5 Things that can’t be easily repaired or mended
Car electronics that can only be ordered from the manufacturers, funny screw heads etc. The repairman is helpless.
6 Sell things with lots of ‘spin’
Look at this! It’s the greatest thing ever! Your life will be much easier if you get this! Stephen Fry uses it!

7 Sell things using credit

8 Encourage Hedonism
Unlimited broadband! Excellent, I’ll be able to do more now.

9 More People Means More Markets

(no picture for that. But selling for/to children and teenagers? Markets like China and India?)

structural evil / corporate evil

…our struggle is not against flesh and blood, but against the rulers, against the authorities, against the powers of this dark world and against the spiritual forces of evil in the heavenly realms…

Captured by the consumerist imagination of the Empire.

Considering the Lumber for 2012

Looking out from a 5* Golf Resort on Lough Erne, (a place I would not normally reside in it has to be said) I read these words from ‘Three Men and a Boat’ by Jerome K. Jerome.
It was an echo of more familiar words from St. Matthew.

George said:

“You know we are on a wrong track altogether. We must not think of the things we could do with, but only of the things that we can’t do without.”

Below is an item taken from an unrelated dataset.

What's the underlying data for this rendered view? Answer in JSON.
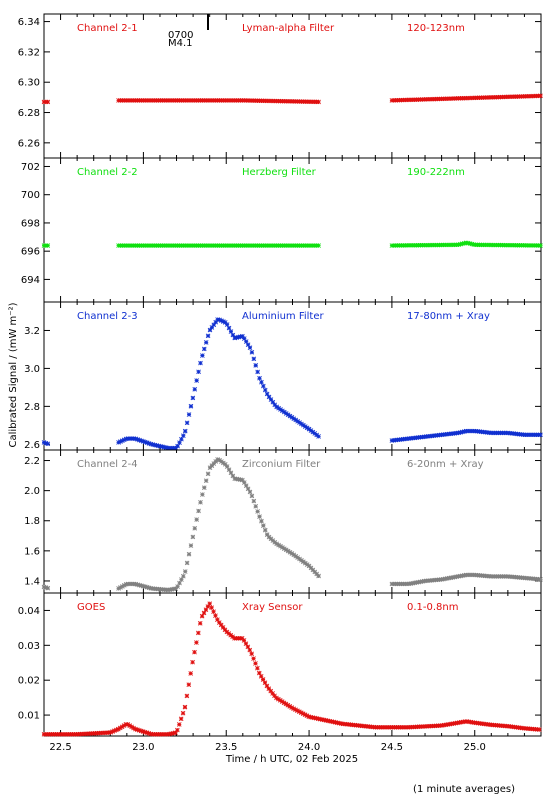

George comes out really quite sensible at times. You’d be surprised. I call that downright wisdom, not merely as regards the present case, but with reference to our trip up the river of life, generally. How many people, on that voyage, load up the boat till it is ever in danger of swamping with a store of foolish things which they think essential to the pleasure and comfort of the trip, but which are really only useless lumber.

How they pile the poor little craft mast-high with fine clothes and big houses; with useless servants, and a host of swell friends that do not care twopence for them, and that they do not care three ha’pence for; with expensive entertainments that nobody enjoys, with formalities and fashions, with pretence and ostentation, and with – oh, heaviest, maddest lumber of all! – the dread of what will my neighbour think, with luxuries that only cloy, with pleasures that bore, with empty show that, like the criminal’s iron crown of yore, makes to bleed and swoon the aching head that wears it!

It is lumber, man – all lumber! Throw it overboard. It makes the boat so heavy to pull, you nearly faint at the oars. It makes it so cumbersome and dangerous to manage, you never know a moment’s freedom from anxiety and care, never gain a moment’s rest for dreamy laziness – no time to watch the windy shadows skimming lightly o’er the shallows, or the glittering sunbeams flitting in and out among the ripples, or the great trees by the margin looking down at their own image, or the woods all green and golden, or the lilies white and yellow, or the sombre- waving rushes, or the sedges, or the orchis, or the blue forget-me-nots.

Throw the lumber over, man! Let your boat of life be light, packed with only what you need – a homely home and simple pleasures, one or two friends, worth the name, someone to love and someone to love you, a cat, a dog, and a pipe or two, enough to eat and enough to wear, and a little more than enough to drink; for thirst is a dangerous thing.

You will find the boat easier to pull then, and it will not be so liable to upset, and it will not matter so much if it does upset; good, plain merchandise will stand water. You will have time to think as well as to work.